If Zubulake was decided again today, under the Federal Rules as amended on December 1, 2015, it is not clear that the Court would choose to impose the pre-requisite that cost-shifting can only be permitted where the information at issue is “inaccessible.” Further, the multi-factor test articulated by the court (assuming the court would still choose a multi-factor test, a trend that never seems to go out of style), would likely resemble the proportionality factors now articulated in Rule 26(b)(1). These changes to the analytical framework could point to the conclusion that cost-shifting is merited in a greater number of cases than previously ordered.
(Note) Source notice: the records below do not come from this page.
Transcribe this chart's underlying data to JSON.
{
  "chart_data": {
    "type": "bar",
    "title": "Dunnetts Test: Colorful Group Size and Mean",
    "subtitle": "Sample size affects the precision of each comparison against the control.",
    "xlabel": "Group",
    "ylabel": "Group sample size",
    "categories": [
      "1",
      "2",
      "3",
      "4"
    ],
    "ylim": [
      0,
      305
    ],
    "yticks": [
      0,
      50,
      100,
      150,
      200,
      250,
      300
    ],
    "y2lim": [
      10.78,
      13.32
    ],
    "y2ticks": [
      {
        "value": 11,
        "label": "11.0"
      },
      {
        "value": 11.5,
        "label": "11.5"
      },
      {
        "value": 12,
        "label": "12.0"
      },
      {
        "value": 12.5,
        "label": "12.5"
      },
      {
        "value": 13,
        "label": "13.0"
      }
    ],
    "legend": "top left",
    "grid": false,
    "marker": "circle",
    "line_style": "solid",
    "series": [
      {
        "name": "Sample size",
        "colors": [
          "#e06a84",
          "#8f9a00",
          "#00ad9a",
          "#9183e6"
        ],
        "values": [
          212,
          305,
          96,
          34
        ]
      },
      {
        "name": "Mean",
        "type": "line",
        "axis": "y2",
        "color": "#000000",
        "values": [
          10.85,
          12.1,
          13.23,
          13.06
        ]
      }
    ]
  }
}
This is especially significant in jurisdictions that have not yet adopted the Zubulake approach to cost-shifting or articulated a standard of their own.
In sum, while the authors do not expect the recent addition of Rule 26(c)(1)(B) to usher in a sea-change where the requesting party will typically be expected to shoulder some percentage of the responding party’s discovery costs, it is expected to increase the number of motions filed seeking cost-shifting, which should, in turn, increase the raw number of cost-shifting orders in federal discovery. Further, the recent amendments’ overall focus on proportionality could lead some courts to soften the analysis that they use to determine when cost-shifting is merited. The key takeaway for attorneys and defendants is that the practice of cost-shifting is now expressly acknowledged in the Federal Rules, and, while it may not become commonplace, it is certainly not going to become any less common.